My rating: 4 of 5 stars
Publication Date: March 14th 2017
Point of View: 3rd Person & Feminine
Recommended Age: 11+
Genres & Themes: Young Adult, Fairytale Retellings, Beauty and the Beast
Beauty knows the Beast’s forest in her bones—and in her blood. Though she grew up with the city’s highest aristocrats, far from her father’s old lodge, she knows that the forest holds secrets and that her father is the only hunter who’s ever come close to discovering them.

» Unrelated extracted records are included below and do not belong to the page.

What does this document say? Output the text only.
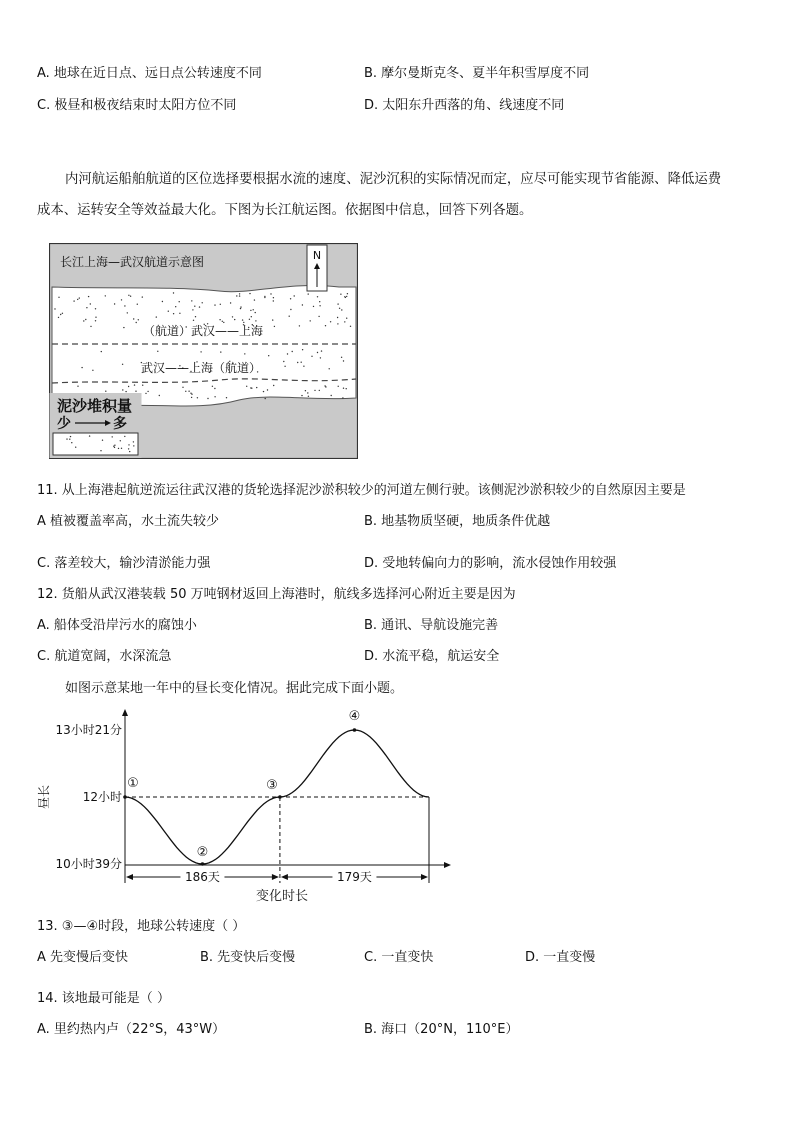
A. 地球在近日点、远日点公转速度不同	B. 摩尔曼斯克冬、夏半年积雪厚度不同
C. 极昼和极夜结束时太阳方位不同	D. 太阳东升西落的角、线速度不同
内河航运船舶航道的区位选择要根据水流的速度、泥沙沉积的实际情况而定，应尽可能实现节省能源、降低运费
成本、运转安全等效益最大化。下图为长江航运图。依据图中信息，回答下列各题。
长江上海—武汉航道示意图	N
（航道）武汉——上海
武汉——上海（航道）
泥沙堆积量
少	多
11. 从上海港起航逆流运往武汉港的货轮选择泥沙淤积较少的河道左侧行驶。该侧泥沙淤积较少的自然原因主要是
A 植被覆盖率高，水土流失较少	B. 地基物质坚硬，地质条件优越
C. 落差较大，输沙清淤能力强	D. 受地转偏向力的影响，流水侵蚀作用较强
12. 货船从武汉港装载 50 万吨钢材返回上海港时，航线多选择河心附近主要是因为
A. 船体受沿岸污水的腐蚀小	B. 通讯、导航设施完善
C. 航道宽阔，水深流急	D. 水流平稳，航运安全
如图示意某地一年中的昼长变化情况。据此完成下面小题。
13小时21分
12小时
10小时39分
①
②
③
④
186天	179天
昼长
变化时长
13. ③—④时段，地球公转速度（ ）
A 先变慢后变快	B. 先变快后变慢	C. 一直变快	D. 一直变慢
14. 该地最可能是（ ）
A. 里约热内卢（22°S，43°W）	B. 海口（20°N，110°E）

So when her father loses his fortune and moves Yeva and her sisters back to the outskirts of town, Yeva is secretly relieved. Out in the wilderness, there’s no pressure to make idle chatter with vapid baronessas…or to submit to marrying a wealthy gentleman. But Yeva’s father’s misfortune may have cost him his mind, and when he goes missing in the woods, Yeva sets her sights on one prey: the creature he’d been obsessively tracking just before his disappearance.
Deaf to her sisters’ protests, Yeva hunts this strange Beast back into his own territory—a cursed valley, a ruined castle, and a world of creatures that Yeva’s only heard about in fairy tales. A world that can bring her ruin or salvation. Who will survive: the Beauty, or the Beast?
A wolf and a man. A woman and a dragon. Hunter and hunted. Nothing in this world has only one nature.
This is a slightly obscure, yet wonderfully so, retelling of ‘‘Beauty and the Beast,’’ my preferred fairytale of all existing ones.
Yeva is a huntress. She loves it. She loves the feel of finding prey and hunting it. She is her father’s daughter. But her sisters do not understand her love of hunting, and when it’s time to choose a husband, who will accept her as she is? Who will share her unconventional hobby?
Given her undaunted nature, it’s no surprise she is the first one to propose to go after her father when the latter fails to come home. Leaving the man who loves her with the entirety of his heart, or so he claims, to care for her two sisters, she goes after her father.
And encounters the Beast.
The story progresses with slowness, but its elegant writing will make it that you will enjoy every second of it.
It takes a while for the story to show us how original it can be—because until then, there are countless similarities to the fairytale as we know it or retellings we have read previously, such as A Court of Thorns and Roses and Beauty: A Retelling of the Story of Beauty and the Beast.
‘‘Hunted’’ does, however, introduce new elements to the fairytale. Yeva is presented as a courageous, fearless huntress who will stop at nothing to avenge her father. She is romanticized—to some extent—because although she is steel, steel can be melted. Regardless, she stands her own and tries to do what she thinks is right with determinacy.
When I speak of ‘‘new elements,’’ I am mainly referring to the Russian fairytale ‘‘Ivan, the Firebird and the Gray Wolf,’’ which is weaved into the story. Quite a surprising turn of events this story brings, let me tell you.
I am also referring to a certain beautiful theme this author illustrates. Everyone pursues happiness—it’s in our nature. We all want to live a happy life. But what does make us happy exactly? When do we know we’ve reached the happiness we were meant to?
This novel is written in the third person point of view, but interestingly enough, we have numerous, though short, first person point of views from the Beast itself. Though they may appear confusing to the reader at first, they add a certain lyrical quality to the story. So I definitely would never think to get rid of them.
I can’t see why any lover of fairytale retellings should miss on this book.